Postby ThisIsMA » Mon May 04, 2015 7:38 am

If I remember correctly, "virtual hypoxia" was mentioned in the Biotin study. I was curious if they meant a specific thing by that term. So I Googled "Virtual Hypoxia" +Multiple Sclerosis ...and this study popped up:

Is there anyone who would like to take a stab at trying to translate this one into plain english?
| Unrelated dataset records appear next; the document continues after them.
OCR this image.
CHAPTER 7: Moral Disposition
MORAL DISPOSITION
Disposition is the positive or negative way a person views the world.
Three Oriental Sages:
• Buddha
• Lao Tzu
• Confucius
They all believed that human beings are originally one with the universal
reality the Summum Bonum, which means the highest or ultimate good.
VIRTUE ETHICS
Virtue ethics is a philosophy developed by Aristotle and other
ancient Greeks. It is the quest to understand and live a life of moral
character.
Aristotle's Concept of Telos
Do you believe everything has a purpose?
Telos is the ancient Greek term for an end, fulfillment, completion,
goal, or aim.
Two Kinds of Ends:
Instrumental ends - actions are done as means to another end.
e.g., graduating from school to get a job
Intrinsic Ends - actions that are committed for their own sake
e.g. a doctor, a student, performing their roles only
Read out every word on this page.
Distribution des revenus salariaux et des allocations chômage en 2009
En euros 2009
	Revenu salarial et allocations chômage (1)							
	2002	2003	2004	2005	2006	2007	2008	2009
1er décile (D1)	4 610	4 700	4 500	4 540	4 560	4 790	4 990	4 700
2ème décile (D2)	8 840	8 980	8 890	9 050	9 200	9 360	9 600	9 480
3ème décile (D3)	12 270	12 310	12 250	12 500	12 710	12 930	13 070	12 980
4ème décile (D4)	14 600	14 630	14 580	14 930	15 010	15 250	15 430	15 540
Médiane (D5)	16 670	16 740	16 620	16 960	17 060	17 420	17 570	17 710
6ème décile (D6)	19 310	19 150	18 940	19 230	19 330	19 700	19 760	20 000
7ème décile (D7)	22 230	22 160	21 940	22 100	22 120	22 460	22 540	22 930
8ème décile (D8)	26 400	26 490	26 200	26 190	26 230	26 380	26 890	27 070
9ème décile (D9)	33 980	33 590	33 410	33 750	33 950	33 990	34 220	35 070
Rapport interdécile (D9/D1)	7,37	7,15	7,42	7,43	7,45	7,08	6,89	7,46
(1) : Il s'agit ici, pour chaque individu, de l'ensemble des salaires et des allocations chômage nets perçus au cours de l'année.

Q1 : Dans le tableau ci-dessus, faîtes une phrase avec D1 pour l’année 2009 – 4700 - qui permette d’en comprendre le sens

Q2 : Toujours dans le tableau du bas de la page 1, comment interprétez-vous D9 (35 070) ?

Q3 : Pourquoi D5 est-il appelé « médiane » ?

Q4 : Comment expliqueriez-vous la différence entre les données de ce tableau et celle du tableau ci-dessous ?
http://www.ncbi.nlm.nih.gov/pubmed/19233038

Lancet Neurol. 2009 Mar;8(3):280-91. doi: 10.1016/S1474-4422(09)70043-2.
Virtual hypoxia and chronic necrosis of demyelinated axons in multiple sclerosis.
Trapp BD1, Stys PK.
Author information

1Department of Neurosciences, Cleveland Clinic, Cleveland, OH 44195, USA. trappb@ccf.org
Abstract
Multiple sclerosis (MS), an inflammatory demyelinating disease, is a major cause of neurological disability in young adults in the developed world. Although the progressive neurological disability that most patients with MS eventually experience results from axonal degeneration, little is known about the mechanisms of axonal injury in MS. Accumulating evidence suggests that the increased energy demand of impulse conduction along excitable demyelinated axons and reduced axonal ATP production induce a chronic state of virtual hypoxia in chronically demyelinated axons. In response to such a state, key alterations that contribute to chronic necrosis of axons might include mitochondrial dysfunction (due to defective oxidative phosphorylation or nitric oxide production), Na+ influx through voltage-gated Na+ channels and axonal AMPA receptors, release of toxic Ca2+ from the axoplasmic reticulum, overactivation of ionotropic and metabotropic axonal glutamate receptors, and activation of voltage-gated Ca2+ channels, ultimately leading to excessive stimulation of Ca2+-dependent degradative pathways. The development of neuroprotective therapies that target these mechanisms might constitute effective adjuncts to currently used immune-modifying agents.